A Law of Large Numbers in the Supremum Norm for a Multiscale Stochastic Spatial Gene Network

TL;DR

This paper establishes a new law of large numbers for multiscale stochastic spatial gene networks, showing how different abundance scales lead to coupled PDE and ODE models with convergence in the supremum norm.

Contribution

It introduces a novel multiscale analysis framework for stochastic spatial gene networks, capturing the dynamics of rare species and their spatial correlations.

Findings

High scale component converges to a PDE spatial model.

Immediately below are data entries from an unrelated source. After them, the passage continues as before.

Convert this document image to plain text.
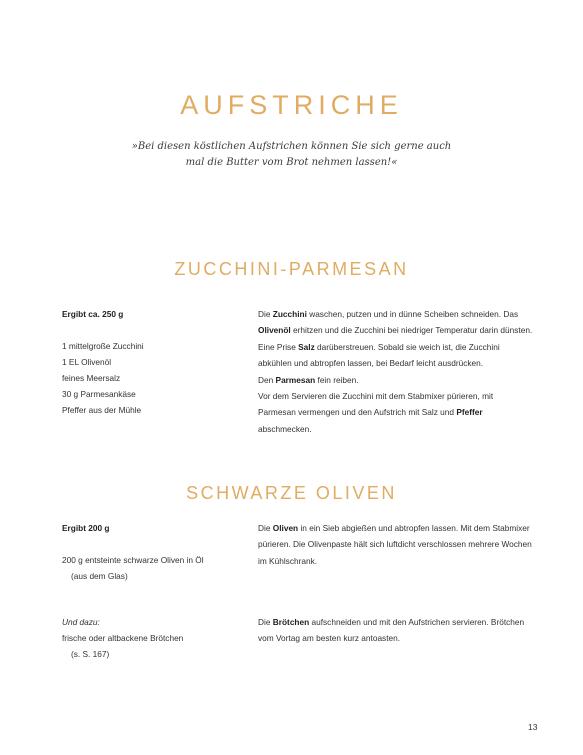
AUFSTRICHE
»Bei diesen köstlichen Aufstrichen können Sie sich gerne auch
mal die Butter vom Brot nehmen lassen!«
ZUCCHINI-PARMESAN
Ergibt ca. 250 g
1 mittelgroße Zucchini
1 EL Olivenöl
feines Meersalz
30 g Parmesankäse
Pfeffer aus der Mühle
Die Zucchini waschen, putzen und in dünne Scheiben schneiden. Das Olivenöl erhitzen und die Zucchini bei niedriger Temperatur darin dünsten. Eine Prise Salz darüberstreuen. Sobald sie weich ist, die Zucchini abkühlen und abtropfen lassen, bei Bedarf leicht ausdrücken.
Den Parmesan fein reiben.
Vor dem Servieren die Zucchini mit dem Stabmixer pürieren, mit Parmesan vermengen und den Aufstrich mit Salz und Pfeffer abschmecken.
SCHWARZE OLIVEN
Ergibt 200 g
200 g entsteinte schwarze Oliven in Öl
(aus dem Glas)
Die Oliven in ein Sieb abgießen und abtropfen lassen. Mit dem Stabmixer pürieren. Die Olivenpaste hält sich luftdicht verschlossen mehrere Wochen im Kühlschrank.
Und dazu:
frische oder altbackene Brötchen
(s. S. 167)
Die Brötchen aufschneiden und mit den Aufstrichen servieren. Brötchen vom Vortag am besten kurz antoasten.
13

Low scale component converges to a homogeneous ODE model.

Results demonstrate convergence in the supremum norm.

Abstract

We study the asymptotic behavior of multiscale stochastic spatial gene networks. Multiscaling takes into account the difference of abundance between molecules , and captures the dynamic of rare species at a mesoscopic level. We introduce an assumption of spatial correlations for reactions involving rare species and a new law of large numbers is obtained. According to the scales, the whole system splits into two parts with different but coupled dynamics. The high scale component converges to the usual spatial model which is the solution of a partial differential equation, whereas, the low scale component converges to the usual homogeneous model which is the solution of an ordinary differential equation. Comparisons are made in the supremum norm.